Print Edition: May 23, 2012

I achieved a remarkable milestone in my personal life last weekend, with the survival of my first inclusion in a wedding party. For the record my friend is now officially married, we are still on speaking terms, and I did not lock him on the roof, in an icebox, or the trunk of a vehicle the day prior the ceremony. I did offer to perform the dance of the seven veils for his father using decorations from the reception, as well as inform his bride that if he didn’t show it was my duty to step up to the altar and take one for the team, but these were minor hiccups in what was otherwise a successful occasion.

In my memory at least.

Weddings are funny things, especially for members of the party. On one hand there is the profound, awesome joy of seeing people you love embark on the journey of a lifetime, on the other there is the nagging horror that you might sneeze during the exchanging of vows, or somehow upstage the happy couple at a critical moment. It’s hard to be an ornament on a stage, hard not to rock, or slouch, or yawn, or do one of a million other little things. It’s also hard, at least in my experience, to convincingly sing the third and fourth verses of “Amazing Grace” when you don’t know any of the words, and harder still to not launch into an impromptu solo during a pause in the musical accompaniment.
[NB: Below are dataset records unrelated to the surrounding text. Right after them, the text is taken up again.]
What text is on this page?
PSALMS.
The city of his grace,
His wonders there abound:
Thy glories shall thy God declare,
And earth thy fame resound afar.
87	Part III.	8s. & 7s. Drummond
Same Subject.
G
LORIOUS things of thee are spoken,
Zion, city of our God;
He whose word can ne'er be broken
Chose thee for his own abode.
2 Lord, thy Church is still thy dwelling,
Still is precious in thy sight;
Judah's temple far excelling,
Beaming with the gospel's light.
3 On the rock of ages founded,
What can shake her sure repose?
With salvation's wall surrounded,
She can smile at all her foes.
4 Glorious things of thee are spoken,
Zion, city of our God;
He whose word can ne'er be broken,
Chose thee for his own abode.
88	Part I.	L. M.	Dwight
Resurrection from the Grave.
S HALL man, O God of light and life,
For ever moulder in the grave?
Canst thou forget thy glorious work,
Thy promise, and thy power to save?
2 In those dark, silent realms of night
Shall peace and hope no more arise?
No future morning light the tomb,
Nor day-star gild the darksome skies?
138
It’s hard to stand in front of a silent congregation knowing your pants are too tight and your shirt’s too wide, and it’s possible you might have scuffed your shoes while roughhousing with the groom during some pre-ceremony jitters. It’s hard to spend your Friday night tying roughly four billion ribbons into cute little bows on the backs of chairs at the reception hall, only to realize that the sister-in-law has tied twice as many in half the time in a different location on the chair. It’s hard when people cry, not because they are angry, but because they want things to be perfect so badly that it physically hurts, because they don’t want anybody to be disappointed.

It’s funny the memories you have afterwards, both physical and spiritual. The kiss at the altar which almost (but not quite) moves you to tears. The look in the bride’s eye the moment before the door opens and she sees the groom standing beside the minister. The tin-foil wrapped cardboard heart that you and your mother made to duct-tape to the back of the wedding vehicle, and the moment of silence when the best man swallows hard and hands the mic to you, to make the toast that he would have made if only he could still speak.

At the end, after the events and the ceremony and the photos and the reception and the escape, you almost feel as if you were the one who got hitched. Almost.

And at the end you worry, again, because you remember that your idea of a classy wedding gift was a four-foot-long dwarven battleaxe, which seemed hilarious at the time of purchase but in retrospect seems a poor expression of the gravity of the occasion. So you hope that your friend, and his beautiful new wife will understand the confused, convoluted yet powerful love behind that axe, and forgive you all your indiscretions.

Congratulations J & L. I wish you the very best. And to everybody else who is supporting a friend or family member this summer, I hope you have a similarly powerful experience.